La deuxième réponse à l’urgence de « changer la tendance » fait référence aux inégalités. L'empreinte matérielle par habitant, qui était de 8,4 tonnes par an en 1970, est passée à 12,2 tonnes au début de la troisième décennie du millénaire. Mais les inégalités que cachent ces moyennes sont on ne peut plus choquantes : dans les pays à faible revenu, l’empreinte matérielle par habitant en 2020 était de 4 tonnes.
Dans le segment le plus prospère des pays à revenu intermédiaire (où se trouvent la Chine et le Brésil), l’empreinte écologique dépasse la moyenne mondiale et atteint, en 2020, 19 tonnes par habitant, rapprochant ces pays de la moyenne des pays à revenu élevé, qui est de 24 tonnes par habitant. Bien sûr, il doit y avoir un espace pour étendre l'utilisation des ressources par les pays les plus pauvres (pour la construction d'écoles, d'hôpitaux, de moyens de communication et de transport), mais cela implique une réduction drastique de l'empreinte matérielle des pays riches et même dans le segment le plus prospère des pays à revenu élevé.
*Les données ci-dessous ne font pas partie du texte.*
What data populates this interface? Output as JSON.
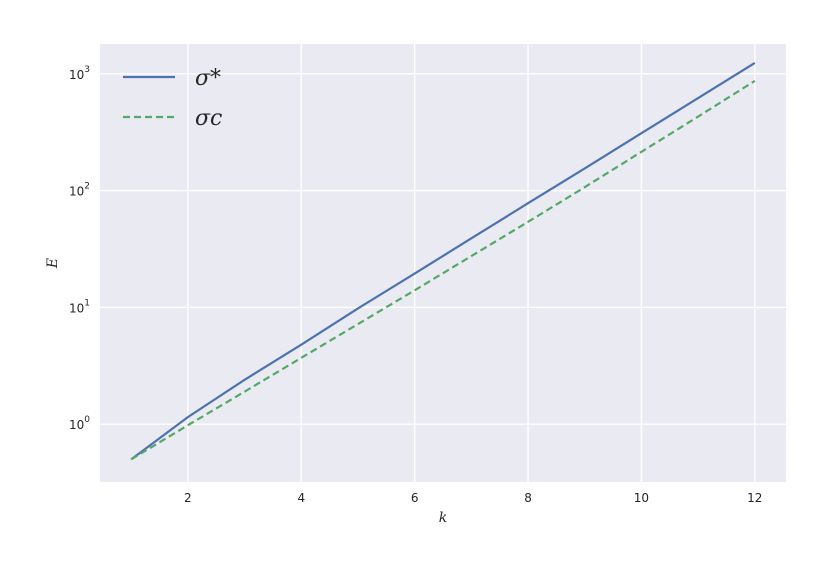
{
  "chart_data": {
    "type": "line",
    "title": "",
    "xlabel": "k",
    "ylabel": "E",
    "x": [
      1,
      2,
      3,
      4,
      5,
      6,
      7,
      8,
      9,
      10,
      11,
      12
    ],
    "series": [
      {
        "name": "σ*",
        "color": "#4c72b0",
        "style": "solid",
        "values": [
          0.5,
          1.15,
          2.4,
          4.8,
          9.8,
          19.5,
          39,
          78,
          155,
          310,
          620,
          1240
        ]
      },
      {
        "name": "σc",
        "color": "#55a868",
        "style": "dashed",
        "values": [
          0.5,
          0.98,
          1.9,
          3.7,
          7.2,
          14,
          27.5,
          54,
          107,
          215,
          430,
          870
        ]
      }
    ],
    "xlim": [
      0.45,
      12.55
    ],
    "ylim": [
      0.32,
      1800
    ],
    "yscale": "log",
    "xticks": [
      2,
      4,
      6,
      8,
      10,
      12
    ],
    "yticks": [
      {
        "value": 1,
        "base": "10",
        "exp": "0"
      },
      {
        "value": 10,
        "base": "10",
        "exp": "1"
      },
      {
        "value": 100,
        "base": "10",
        "exp": "2"
      },
      {
        "value": 1000,
        "base": "10",
        "exp": "3"
      }
    ],
    "grid": true,
    "legend_position": "top-left",
    "background_color": "#eaeaf2",
    "grid_color": "#ffffff"
  }
}
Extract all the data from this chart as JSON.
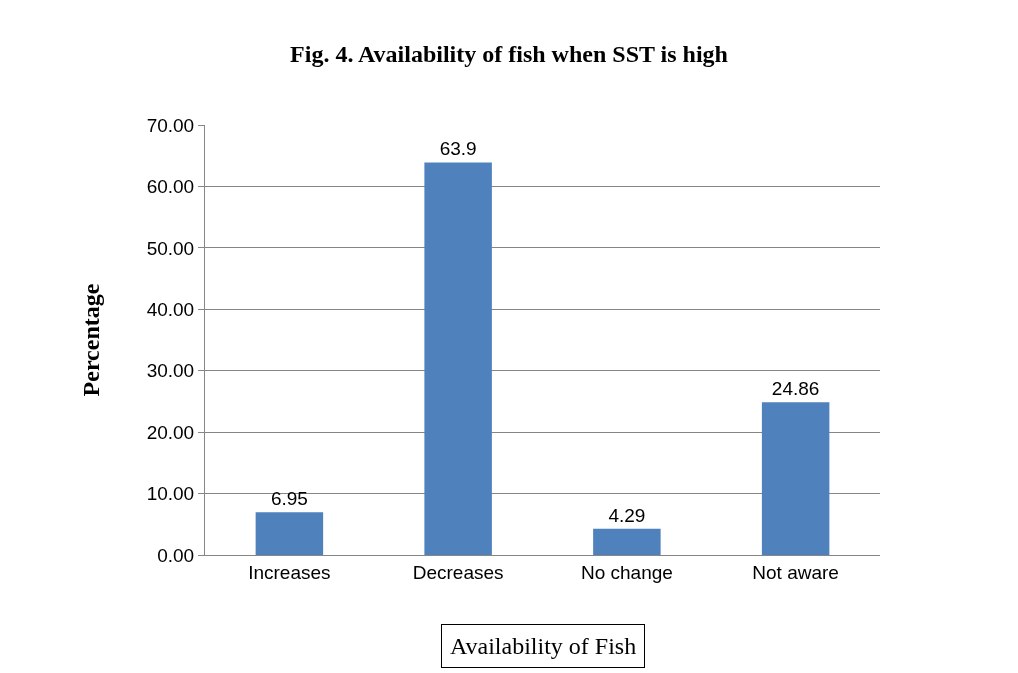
{
  "chart_data": {
    "type": "bar",
    "title": "Fig. 4. Availability of fish when SST is high",
    "xlabel": "Availability of Fish",
    "ylabel": "Percentage",
    "categories": [
      "Increases",
      "Decreases",
      "No change",
      "Not aware"
    ],
    "values": [
      6.95,
      63.9,
      4.29,
      24.86
    ],
    "value_labels": [
      "6.95",
      "63.9",
      "4.29",
      "24.86"
    ],
    "color": "#4f81bd",
    "ylim": [
      0,
      70
    ],
    "yticks": [
      {
        "value": 0,
        "label": "0.00"
      },
      {
        "value": 10,
        "label": "10.00"
      },
      {
        "value": 20,
        "label": "20.00"
      },
      {
        "value": 30,
        "label": "30.00"
      },
      {
        "value": 40,
        "label": "40.00"
      },
      {
        "value": 50,
        "label": "50.00"
      },
      {
        "value": 60,
        "label": "60.00"
      },
      {
        "value": 70,
        "label": "70.00"
      }
    ],
    "grid": "y",
    "legend": false
  }
}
D’où la troisième réponse sur les raisons du « changement de tendance », qui fait référence à l’interaction de facteurs sociaux, écologiques, institutionnels et technologiques sur la base desquels les ressources naturelles sont extraites et transformées pour répondre aux demandes et aux besoins sociaux. Le rapport examine quatre secteurs économiques (alimentation, logement, mobilité et énergie) et montre que le principe de base pour réduire les inégalités et, en même temps, les menaces contenues dans l'utilisation croissante des ressources est qu'il y a des changements drastiques dans les modes de production et de consommation. .
Ces changements ne peuvent pas dépendre de décisions individuelles. Bien plus que les voitures électriques, l’essentiel est d’augmenter la mobilité collective et de favoriser l’utilisation et la réutilisation des espaces centraux pour mettre en œuvre des initiatives comme la « ville du quart d’heure ». Dans le logement, l’idée de villes compactes et connectées et l’utilisation de matériaux alternatifs à ceux actuellement dominants sont les moyens de réduire l’empreinte matérielle.
Dans le domaine alimentaire, plus que d'augmenter la productivité des zones où prédomine la monotonie des céréales axées sur la production animale, la priorité est de stimuler la diversification des régimes alimentaires et la réduction correspondante de la consommation de produits d'origine animale, actuellement excessive dans la plupart des régions du monde. monde.
La quatrième réponse réside dans le lien que le rapport fait entre les notions de justice et de suffisance, expression qui prend de plus en plus de place à l’agenda des organisations multilatérales. C’est le concept de suffisance qui lie l’idée de « transition juste » à l’utilisation des ressources. Les travaux de l’IRP/PNUE proposent même de réorienter cette transition de l’efficacité vers la suffisance. L’efficacité dans l’utilisation des ressources, bien que fondamentale, a pour contrepartie des modes de consommation qui encouragent leur extraction croissante. D’où l’accent mis par l’IRP/PNUE sur le lien entre justice et suffisance.
C’est dans la lutte contre les inégalités, soutenue par des modes de consommation qui renforcent les biens et services d’une vie digne pour tous, que réside l’essence même de la réalisation d’une société capable d’empêcher que les gains d’efficacité continuent de se traduire par une destruction généralisée de l’environnement. bases qui soutiennent la vie elle-même.
* Ricardo Abramovay est professeur à la Chaire Josué de Castro de la Faculté de Santé Publique de l'USP. Auteur, entre autres livres, de Infrastructures pour le développement durable (Elephant) [https://amzn.to/3QcqWM3]
Initialement publié dans le journal Valeur économique.